Show up. Over and over and over again. Show up at run-of-the-mill meetings and celebratory community gatherings so that people don’t just associate you with crises and chaos. 


Dallas Free Press’ pop-up newsroom makes the rounds to local events, like this one in South Dallas, where intern Vivian Berreondo invited neighbors to take surveys and sign up for text messages. Photo by Keri Mitchell

This was the advice given to me by a South Dallas community leader as I started exploring the possibility of Dallas Free Press: “We want to see you, hear you, smell you, touch you, taste you.” It may sound cringy, but after years of community journalism, I knew exactly what he meant: If you show up, it means you’re listening and you care. It means you’re willing to focus your time and energy on us. And if you show up, we’ll get to know you and begin to trust you.

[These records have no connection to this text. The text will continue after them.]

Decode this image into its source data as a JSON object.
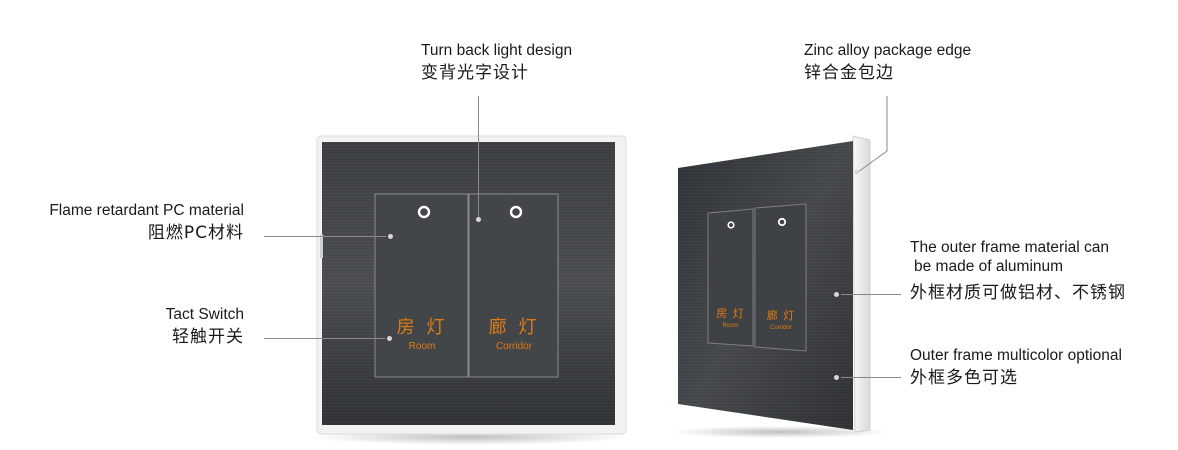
{
  "callouts": {
    "backlight": {
      "en": "Turn back light design",
      "zh": "变背光字设计"
    },
    "zinc_edge": {
      "en": "Zinc alloy package edge",
      "zh": "锌合金包边"
    },
    "flame": {
      "en": "Flame retardant PC material",
      "zh": "阻燃PC材料"
    },
    "tact": {
      "en": "Tact Switch",
      "zh": "轻触开关"
    },
    "outer_material": {
      "en_line1": "The outer frame material can",
      "en_line2": "be made of aluminum",
      "zh": "外框材质可做铝材、不锈钢"
    },
    "outer_color": {
      "en": "Outer frame multicolor optional",
      "zh": "外框多色可选"
    }
  },
  "switch_left": {
    "zh": "房 灯",
    "en": "Room"
  },
  "switch_right": {
    "zh": "廊 灯",
    "en": "Corridor"
  },
  "colors": {
    "panel": "#3a3d3f",
    "panel_dark": "#2b2e30",
    "frame": "#e9e9e9",
    "backlight": "#e07a16"
  }
}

We don’t often think of showing up as part of journalism. We’re supposed to be outside observers, not active participants. That may be true regarding elected officials or those who hold power, but it’s not true for community journalism, which always carries an inherent bias toward the communities it covers. This is even more crucial in communities of color, where explicit bias is really more of a centering and amplifying of Black and Brown voices.

What’s next? Is there a story you’re looking forward to in 2022?

We worked hard last year to solidify the new Dallas Media Collaborative, and I’m excited about the stories we’re exploring together on housing justice. We’re also adding a Report for America fellow to our team; that role, coupled with another initiative, will change the way we cover public meetings and civic issues. 

I can’t wait to see the stories published by high school journalists who are part of our pathway from Dallas high schools to Dallas newsrooms, and I’m loving working with an incredible local storyteller on a movement journalism project around the history of Dallas’s Black schools.

I’m most excited about pushing the envelope on what journalism looks like. Because of our nonprofit model, we don’t have a publication to fill, weekly website click quotas to meet or anyone to answer to — except our South Dallas and West Dallas readers. So we’re free to ask:

What matters most to our neighbors? And what are the best ways to tell those stories?